At least this is better than where the finches put their nest two years ago—right by the front door! Everytime someone went in and out, the mama bird would fly off. Eventually, they never came back. I checked in the nest, and there was nothing there. I guess she never laid any eggs.

Earlier this spring, I noticed a finch checking out the nest they left behind, but thank goodness, they moved on.

More on mazes...

They are so much fun to make! I'm going crazy making them. If you call two more mazes crazy. I guess that's as crazy as I get. So Maze III and Maze IV are almost finished, hopefully by tomorrow night. I'm also thinking of screwing all 4 of them together. Their starting and end points already line up (I made III & IV with that in mind), so it's an option.

Wednesday, June 02, 2010

14th



Maze II

Still just having fun, and still acrylic, medical test strips, and blood. Must do something about the camera situation here. This is terribly out of focus and colors are off. It's much more red-bluish in real life and less orange-y.
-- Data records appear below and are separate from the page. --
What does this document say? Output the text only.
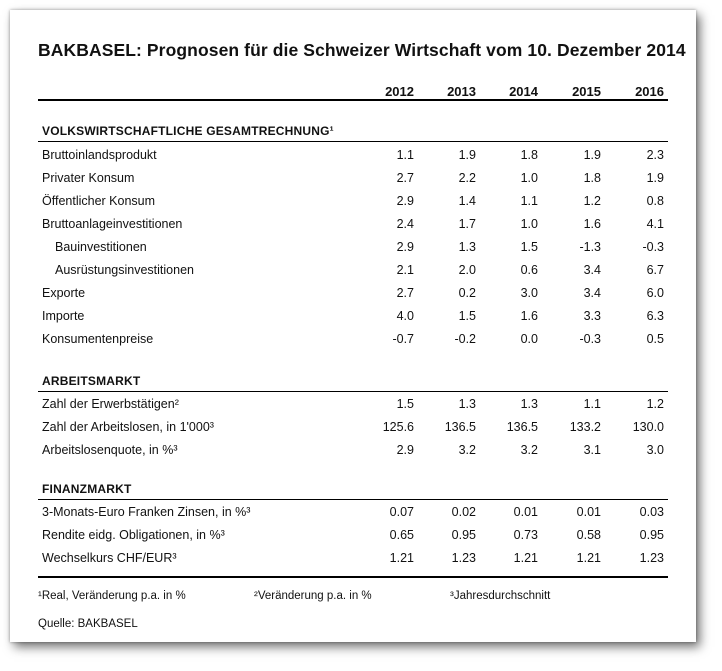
BAKBASEL: Prognosen für die Schweizer Wirtschaft vom 10. Dezember 2014
2012	2013	2014	2015	2016
VOLKSWIRTSCHAFTLICHE GESAMTRECHNUNG¹
Bruttoinlandsprodukt	1.1	1.9	1.8	1.9	2.3
Privater Konsum	2.7	2.2	1.0	1.8	1.9
Öffentlicher Konsum	2.9	1.4	1.1	1.2	0.8
Bruttoanlageinvestitionen	2.4	1.7	1.0	1.6	4.1
Bauinvestitionen	2.9	1.3	1.5	-1.3	-0.3
Ausrüstungsinvestitionen	2.1	2.0	0.6	3.4	6.7
Exporte	2.7	0.2	3.0	3.4	6.0
Importe	4.0	1.5	1.6	3.3	6.3
Konsumentenpreise	-0.7	-0.2	0.0	-0.3	0.5
ARBEITSMARKT
Zahl der Erwerbstätigen²	1.5	1.3	1.3	1.1	1.2
Zahl der Arbeitslosen, in 1'000³	125.6	136.5	136.5	133.2	130.0
Arbeitslosenquote, in %³	2.9	3.2	3.2	3.1	3.0
FINANZMARKT
3-Monats-Euro Franken Zinsen, in %³	0.07	0.02	0.01	0.01	0.03
Rendite eidg. Obligationen, in %³	0.65	0.95	0.73	0.58	0.95
Wechselkurs CHF/EUR³	1.21	1.23	1.21	1.21	1.23
¹Real, Veränderung p.a. in %	²Veränderung p.a. in %	³Jahresdurchschnitt
Quelle: BAKBASEL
So all of these have been following more or less the same process—each panel is gesso'ed and gets several coats of paint (whatever leftover colors I have). After I attach the test strips, I either sand the test strips lightly or I take an X-acto knife and I peel off the black plastic off the surface. This reveals the paths that lead from the blood droplet to the little machine that reads the glucose (the faint white lines). Then I coat the whole surface with gel medium.

At this point, the panel is black & white (the colors of these particular test strips) and whatever colors the panel already had. Once the gel medium dries, I paint the whole thing with a diluted color. Because this paint is thinned quite a bit, the original panel colors come through this layer. Then I pull some of the colors off the test strips by laying down a wet rag and rolling the rolling pin over it. So I basically pull a relief print onto the rag:



Then I figure out what colors I want the open spaces to be, and start working on that.

I probably have another 2 or 3 panels worth of the black & white strips before I start on the black, white, and blue strips! I'm thinking that I should make a really big maze!